Methods Compiling the data Microarray sample files, GSM files, we

Methods Compiling the data Microarray sample files, GSM files, were downloaded form the NCBI GEO database. Individual GSM files were assigned to GSE series and log scaled values scaled to lin ear and low level responders dropped. EF profiles were then order inhibitor generated based on ratio of individual condition to the average across the series. Expression data from five Affymetrix GeneChip platforms corresponding to three species were collected. These were all samples from two Human array platforms corresponding to Human Gen ome U133 Array Set HG U133A GPL96 and U133 Plus 2. 0 Array GPL570 . all samples from the Mouse Genome 430 2. 0 Array GPL1261 chip. all samples from two Rat chips corresponding to Rat Genome U34 Array GPL85 and Rat Genome 230 2. 0 Array GPL1355. The database thus totals 106,101 samples.

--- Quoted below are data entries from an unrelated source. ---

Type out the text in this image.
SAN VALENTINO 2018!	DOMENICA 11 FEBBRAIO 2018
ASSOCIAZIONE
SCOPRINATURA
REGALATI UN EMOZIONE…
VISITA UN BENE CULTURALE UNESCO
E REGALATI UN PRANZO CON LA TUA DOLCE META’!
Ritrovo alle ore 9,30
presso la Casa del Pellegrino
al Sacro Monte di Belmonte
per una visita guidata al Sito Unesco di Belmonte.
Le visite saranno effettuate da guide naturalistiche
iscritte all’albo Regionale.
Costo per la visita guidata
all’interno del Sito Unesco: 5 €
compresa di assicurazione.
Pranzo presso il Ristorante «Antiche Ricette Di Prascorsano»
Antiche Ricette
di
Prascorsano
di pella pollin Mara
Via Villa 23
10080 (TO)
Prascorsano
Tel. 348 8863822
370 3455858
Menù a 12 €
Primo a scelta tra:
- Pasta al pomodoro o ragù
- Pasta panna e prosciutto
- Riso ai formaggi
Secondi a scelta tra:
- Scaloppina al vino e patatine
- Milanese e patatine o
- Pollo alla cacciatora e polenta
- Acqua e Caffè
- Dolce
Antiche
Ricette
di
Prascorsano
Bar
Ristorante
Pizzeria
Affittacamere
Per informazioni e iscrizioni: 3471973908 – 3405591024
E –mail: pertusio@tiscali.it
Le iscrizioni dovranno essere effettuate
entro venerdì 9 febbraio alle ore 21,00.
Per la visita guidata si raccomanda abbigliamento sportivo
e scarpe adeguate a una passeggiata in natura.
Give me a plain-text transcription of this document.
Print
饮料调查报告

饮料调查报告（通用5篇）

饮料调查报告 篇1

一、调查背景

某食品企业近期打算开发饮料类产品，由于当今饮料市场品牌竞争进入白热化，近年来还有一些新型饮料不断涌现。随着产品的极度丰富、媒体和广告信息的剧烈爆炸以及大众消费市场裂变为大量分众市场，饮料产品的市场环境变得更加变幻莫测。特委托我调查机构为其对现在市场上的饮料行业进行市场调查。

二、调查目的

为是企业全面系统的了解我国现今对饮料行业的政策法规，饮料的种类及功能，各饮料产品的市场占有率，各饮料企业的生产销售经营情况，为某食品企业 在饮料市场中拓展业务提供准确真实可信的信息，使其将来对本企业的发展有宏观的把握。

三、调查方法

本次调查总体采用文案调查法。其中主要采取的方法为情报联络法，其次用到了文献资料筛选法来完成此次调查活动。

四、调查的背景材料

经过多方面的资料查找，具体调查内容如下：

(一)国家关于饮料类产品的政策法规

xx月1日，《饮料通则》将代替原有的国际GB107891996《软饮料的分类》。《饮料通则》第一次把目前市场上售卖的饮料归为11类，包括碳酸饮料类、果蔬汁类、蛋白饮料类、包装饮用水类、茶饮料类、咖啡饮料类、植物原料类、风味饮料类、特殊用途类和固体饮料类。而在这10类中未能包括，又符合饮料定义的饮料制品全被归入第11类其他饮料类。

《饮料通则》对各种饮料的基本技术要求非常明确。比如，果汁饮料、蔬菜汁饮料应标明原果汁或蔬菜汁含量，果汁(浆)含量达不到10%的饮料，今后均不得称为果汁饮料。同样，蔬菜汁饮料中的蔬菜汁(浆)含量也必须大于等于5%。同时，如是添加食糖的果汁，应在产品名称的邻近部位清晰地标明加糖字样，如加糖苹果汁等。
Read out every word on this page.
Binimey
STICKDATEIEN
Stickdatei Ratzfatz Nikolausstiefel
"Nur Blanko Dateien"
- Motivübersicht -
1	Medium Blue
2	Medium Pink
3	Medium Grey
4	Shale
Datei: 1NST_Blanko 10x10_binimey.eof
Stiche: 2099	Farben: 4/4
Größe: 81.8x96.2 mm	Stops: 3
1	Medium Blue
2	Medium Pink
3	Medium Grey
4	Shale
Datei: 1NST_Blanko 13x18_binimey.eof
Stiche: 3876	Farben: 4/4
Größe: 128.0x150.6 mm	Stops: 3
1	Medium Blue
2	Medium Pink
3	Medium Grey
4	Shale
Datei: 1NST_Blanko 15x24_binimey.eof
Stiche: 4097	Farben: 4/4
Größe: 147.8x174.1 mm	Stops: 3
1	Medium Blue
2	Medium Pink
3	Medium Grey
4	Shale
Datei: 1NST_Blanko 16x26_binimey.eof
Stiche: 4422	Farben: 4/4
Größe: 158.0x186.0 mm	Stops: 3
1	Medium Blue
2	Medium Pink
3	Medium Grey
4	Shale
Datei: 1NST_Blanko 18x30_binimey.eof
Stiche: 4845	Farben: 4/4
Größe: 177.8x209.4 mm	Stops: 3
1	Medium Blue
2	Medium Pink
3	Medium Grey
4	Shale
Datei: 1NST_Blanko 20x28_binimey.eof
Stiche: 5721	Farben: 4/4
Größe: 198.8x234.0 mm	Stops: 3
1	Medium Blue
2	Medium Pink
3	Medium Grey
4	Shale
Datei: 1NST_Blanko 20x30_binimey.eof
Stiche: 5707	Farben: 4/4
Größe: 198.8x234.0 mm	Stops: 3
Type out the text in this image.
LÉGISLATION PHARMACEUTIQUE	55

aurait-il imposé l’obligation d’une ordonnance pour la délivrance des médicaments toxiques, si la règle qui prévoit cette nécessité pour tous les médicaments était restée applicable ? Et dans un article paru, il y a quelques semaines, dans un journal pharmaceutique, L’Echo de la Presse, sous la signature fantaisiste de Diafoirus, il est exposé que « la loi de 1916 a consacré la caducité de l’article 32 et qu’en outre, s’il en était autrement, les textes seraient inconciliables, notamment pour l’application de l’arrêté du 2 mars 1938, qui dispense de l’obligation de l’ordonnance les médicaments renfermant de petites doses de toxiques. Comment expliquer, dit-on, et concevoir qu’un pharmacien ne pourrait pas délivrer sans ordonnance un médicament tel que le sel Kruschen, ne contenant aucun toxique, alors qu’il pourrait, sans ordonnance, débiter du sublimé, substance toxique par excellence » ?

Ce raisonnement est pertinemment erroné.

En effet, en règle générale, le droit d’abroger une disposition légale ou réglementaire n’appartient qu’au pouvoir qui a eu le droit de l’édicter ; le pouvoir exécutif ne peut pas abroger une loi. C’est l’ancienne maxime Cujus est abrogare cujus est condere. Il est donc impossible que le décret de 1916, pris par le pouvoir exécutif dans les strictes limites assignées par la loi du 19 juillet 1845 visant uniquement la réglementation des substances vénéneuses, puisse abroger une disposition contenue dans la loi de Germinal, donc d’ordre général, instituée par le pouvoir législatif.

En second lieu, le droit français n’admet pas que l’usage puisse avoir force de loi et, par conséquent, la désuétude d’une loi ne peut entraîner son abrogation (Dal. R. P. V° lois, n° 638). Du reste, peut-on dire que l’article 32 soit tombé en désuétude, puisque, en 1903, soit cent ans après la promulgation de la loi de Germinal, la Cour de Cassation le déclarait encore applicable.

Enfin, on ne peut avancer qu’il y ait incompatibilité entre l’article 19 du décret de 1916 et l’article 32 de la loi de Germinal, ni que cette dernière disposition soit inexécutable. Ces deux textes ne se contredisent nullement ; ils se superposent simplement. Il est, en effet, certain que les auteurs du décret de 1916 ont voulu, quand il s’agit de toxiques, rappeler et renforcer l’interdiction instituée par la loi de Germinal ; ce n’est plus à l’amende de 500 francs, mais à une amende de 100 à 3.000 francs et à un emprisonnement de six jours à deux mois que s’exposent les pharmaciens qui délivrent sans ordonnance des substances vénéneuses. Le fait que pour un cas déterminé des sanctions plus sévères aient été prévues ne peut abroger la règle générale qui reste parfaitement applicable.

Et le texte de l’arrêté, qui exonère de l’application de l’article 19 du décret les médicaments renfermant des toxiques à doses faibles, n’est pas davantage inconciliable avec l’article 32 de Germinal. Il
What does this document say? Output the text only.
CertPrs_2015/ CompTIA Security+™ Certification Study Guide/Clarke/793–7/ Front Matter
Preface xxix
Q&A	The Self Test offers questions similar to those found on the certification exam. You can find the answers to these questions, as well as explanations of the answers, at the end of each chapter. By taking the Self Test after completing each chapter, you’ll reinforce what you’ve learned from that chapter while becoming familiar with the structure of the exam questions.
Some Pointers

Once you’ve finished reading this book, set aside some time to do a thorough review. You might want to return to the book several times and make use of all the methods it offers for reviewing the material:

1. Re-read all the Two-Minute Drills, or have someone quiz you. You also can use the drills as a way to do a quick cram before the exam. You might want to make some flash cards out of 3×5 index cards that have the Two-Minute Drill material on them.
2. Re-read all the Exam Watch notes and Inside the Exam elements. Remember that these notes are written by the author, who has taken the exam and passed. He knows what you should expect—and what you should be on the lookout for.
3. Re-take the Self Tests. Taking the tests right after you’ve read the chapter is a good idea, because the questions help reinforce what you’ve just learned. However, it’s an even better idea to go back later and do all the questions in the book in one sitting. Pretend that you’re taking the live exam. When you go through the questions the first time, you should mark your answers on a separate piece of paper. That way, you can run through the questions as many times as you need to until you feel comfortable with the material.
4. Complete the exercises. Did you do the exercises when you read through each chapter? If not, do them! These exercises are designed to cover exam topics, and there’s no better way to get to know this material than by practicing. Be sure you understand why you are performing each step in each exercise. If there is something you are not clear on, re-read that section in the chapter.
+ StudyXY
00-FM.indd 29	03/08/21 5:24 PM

Of course, this can always be extended to include more platforms from the same species and/or other species. Non redundant database The individual GSM sample file expression values were transformed into EF values corresponding to the expres sion relative to the series mean. Expression values that have been logarithmically transformed are transformed back to a linear scale and low expression values dropped, that is are set to zero and dont contribute to the fold profile. We found that the results were rela tively insensitive to the cut off value and we set this to be 10% of the average expression value. All sample expression profiles within a series were scaled to the, where sk is the expression level of the kth probe set database to be searchable with cross platform response profiles and gene lists it has to be rewritten as a data base of expression profiles over non redundant gene lists.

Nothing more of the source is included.